Essas estimativas coincidem, em linhas gerais, com as conclusões de uma recente reunião em Nova York dos participantes do sistema Link, grupo que reúne as diversas organizações internacionais que se esforçam em preparar prognósticos sobre o comportamento futuro da economia mundial (a Unctad, o Banco Mundial, o FMI, a OCDE, a ONU etc.).
O consenso nessa reunião foi no sentido de que a economia global deverá passar de um crescimento de 2,3% em 1995 para 2,8% e 3,3%, respectivamente, em 1996 e 1997.
Os países em desenvolvimento continuariam, em conjunto, a acelerar seu crescimento, de 5,1% em 95 para 5,4% em 96 e 5,9% em 97 -expandindo-se, portanto, a uma taxa que é o dobro da dos industrializados e fornecendo o impulso dinâmico que estes últimos têm se revelado incapazes de oferecer.
A parte do leão desse crescimento corresponderá, como vem ocorrendo até agora, à China, com 8,9% (1996) e 8,4% (1997), e às economias do Leste e do Sul da Ásia, com 6,6% e 6,7%, respectivamente.
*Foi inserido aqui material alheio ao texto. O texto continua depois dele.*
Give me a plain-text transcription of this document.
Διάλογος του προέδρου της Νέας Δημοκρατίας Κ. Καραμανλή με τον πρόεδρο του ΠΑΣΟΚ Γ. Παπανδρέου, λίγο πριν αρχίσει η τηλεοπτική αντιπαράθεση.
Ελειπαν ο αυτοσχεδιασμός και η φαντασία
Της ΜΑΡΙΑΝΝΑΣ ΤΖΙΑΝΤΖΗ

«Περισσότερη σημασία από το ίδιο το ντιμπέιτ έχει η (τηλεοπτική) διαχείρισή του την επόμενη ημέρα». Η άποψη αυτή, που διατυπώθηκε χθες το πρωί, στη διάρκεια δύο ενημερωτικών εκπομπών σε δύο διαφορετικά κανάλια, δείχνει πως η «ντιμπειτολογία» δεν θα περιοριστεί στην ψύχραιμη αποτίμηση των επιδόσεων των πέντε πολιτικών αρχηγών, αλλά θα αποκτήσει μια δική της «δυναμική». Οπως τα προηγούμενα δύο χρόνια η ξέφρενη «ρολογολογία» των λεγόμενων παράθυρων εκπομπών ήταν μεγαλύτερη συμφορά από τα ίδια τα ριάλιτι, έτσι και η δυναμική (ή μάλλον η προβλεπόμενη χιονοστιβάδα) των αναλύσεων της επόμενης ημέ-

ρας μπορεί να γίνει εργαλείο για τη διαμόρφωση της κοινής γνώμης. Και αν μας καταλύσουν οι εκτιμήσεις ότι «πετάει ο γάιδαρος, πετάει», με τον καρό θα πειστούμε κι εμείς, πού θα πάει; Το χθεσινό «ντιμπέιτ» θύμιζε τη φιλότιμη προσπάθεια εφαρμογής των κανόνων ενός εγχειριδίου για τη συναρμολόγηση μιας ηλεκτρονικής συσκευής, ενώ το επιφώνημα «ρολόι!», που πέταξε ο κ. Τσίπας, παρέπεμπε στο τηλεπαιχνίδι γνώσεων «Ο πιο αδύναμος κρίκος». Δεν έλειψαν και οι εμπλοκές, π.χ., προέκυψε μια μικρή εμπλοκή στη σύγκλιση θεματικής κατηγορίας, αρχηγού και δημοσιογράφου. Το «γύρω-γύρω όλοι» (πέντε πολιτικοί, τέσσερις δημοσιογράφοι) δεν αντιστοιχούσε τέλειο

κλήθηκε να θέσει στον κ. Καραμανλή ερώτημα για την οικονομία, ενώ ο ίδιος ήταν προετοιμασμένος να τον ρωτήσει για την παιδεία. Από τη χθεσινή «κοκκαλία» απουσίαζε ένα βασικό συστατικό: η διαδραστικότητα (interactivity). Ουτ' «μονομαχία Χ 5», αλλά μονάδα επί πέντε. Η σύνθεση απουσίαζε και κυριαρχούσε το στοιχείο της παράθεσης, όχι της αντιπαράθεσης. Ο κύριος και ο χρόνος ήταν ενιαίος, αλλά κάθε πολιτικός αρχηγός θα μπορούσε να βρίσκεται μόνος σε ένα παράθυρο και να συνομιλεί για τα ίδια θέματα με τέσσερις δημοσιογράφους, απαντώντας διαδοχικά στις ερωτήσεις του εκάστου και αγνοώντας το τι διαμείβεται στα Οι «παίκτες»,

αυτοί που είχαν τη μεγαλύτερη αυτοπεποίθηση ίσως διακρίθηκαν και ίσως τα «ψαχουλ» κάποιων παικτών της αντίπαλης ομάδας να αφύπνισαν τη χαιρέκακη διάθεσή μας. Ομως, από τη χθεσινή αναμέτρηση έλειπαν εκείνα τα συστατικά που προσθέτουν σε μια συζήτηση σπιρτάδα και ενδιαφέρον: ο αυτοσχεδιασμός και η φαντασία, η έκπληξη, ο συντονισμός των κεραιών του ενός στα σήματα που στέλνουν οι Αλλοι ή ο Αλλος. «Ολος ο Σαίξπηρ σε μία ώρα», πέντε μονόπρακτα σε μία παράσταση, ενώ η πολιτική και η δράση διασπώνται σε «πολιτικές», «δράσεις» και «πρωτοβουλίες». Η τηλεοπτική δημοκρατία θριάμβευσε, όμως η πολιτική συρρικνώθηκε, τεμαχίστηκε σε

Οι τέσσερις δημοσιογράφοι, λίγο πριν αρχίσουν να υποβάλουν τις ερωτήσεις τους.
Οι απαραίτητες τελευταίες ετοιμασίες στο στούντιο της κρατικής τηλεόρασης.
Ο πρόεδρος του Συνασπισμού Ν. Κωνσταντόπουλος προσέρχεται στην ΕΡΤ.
Na América Latina, a expansão deve passar de 1,3% em 1995 para 2,7% (1996) e 4,6% (1997).
Em meio a essas áreas de luz e esperança, as zonas de inquietação e perigo continuam a ser a volatilidade financeira e a ausência de crescimento em algumas economias de países ex-socialistas em transição e na África.
A inflação deve permanecer reduzida, tanto nos países industrializados como nas nações em desenvolvimento.
O desemprego, porém, se manterá em níveis inaceitáveis na Europa Ocidental e se estabilizará nos 27 países da OCDE, nos dois próximos anos, em torno de 7,7%, devido ao crescimento anêmico dessas economias.
O volume do comércio mundial deve crescer 7,7% em 1996 e 6,4% em 1997, após uma expansão calculada em 9,9% no ano passado.
1ª) A recuperação nas economias desenvolvidas continua em um ritmo moderado, mas constante e sincronizado;
2ª) espera-se que a inflação mundial permaneça baixa, sem necessidade, portanto, de apertos monetários;
3ª) as taxas de juros em termos reais estão baixas, comparadas às tendências dos últimos dez a 15 anos (não entre nós, é claro);
4ª) o comércio mundial continuará a crescer a taxas satisfatórias;
5ª) os fluxos financeiros para os países em desenvolvimento parecem haver superado a síndrome da crise mexicana;
6ª) a tendência para o preço do petróleo em termos reais é de redução adicional.
Em conclusão, não nos ameaçam no horizonte crises internacionais como as que torpedearam nosso desenvolvimento de meados a fins da década de 70 (os choques do petróleo) e no início da década de 80 (a crise da dívida).
Crescer ou não, com estabilidade ou recaídas nos vícios do passado, dependerá não do mundo, mas de nós mesmos.

Rubens Ricupero, 58, secretário-geral da Unctad (Conferência das Nações Unidas sobre Comércio e Desenvolvimento) e ex-ministro da Fazenda (governo Itamar Franco), escreve aos sábados nesta coluna.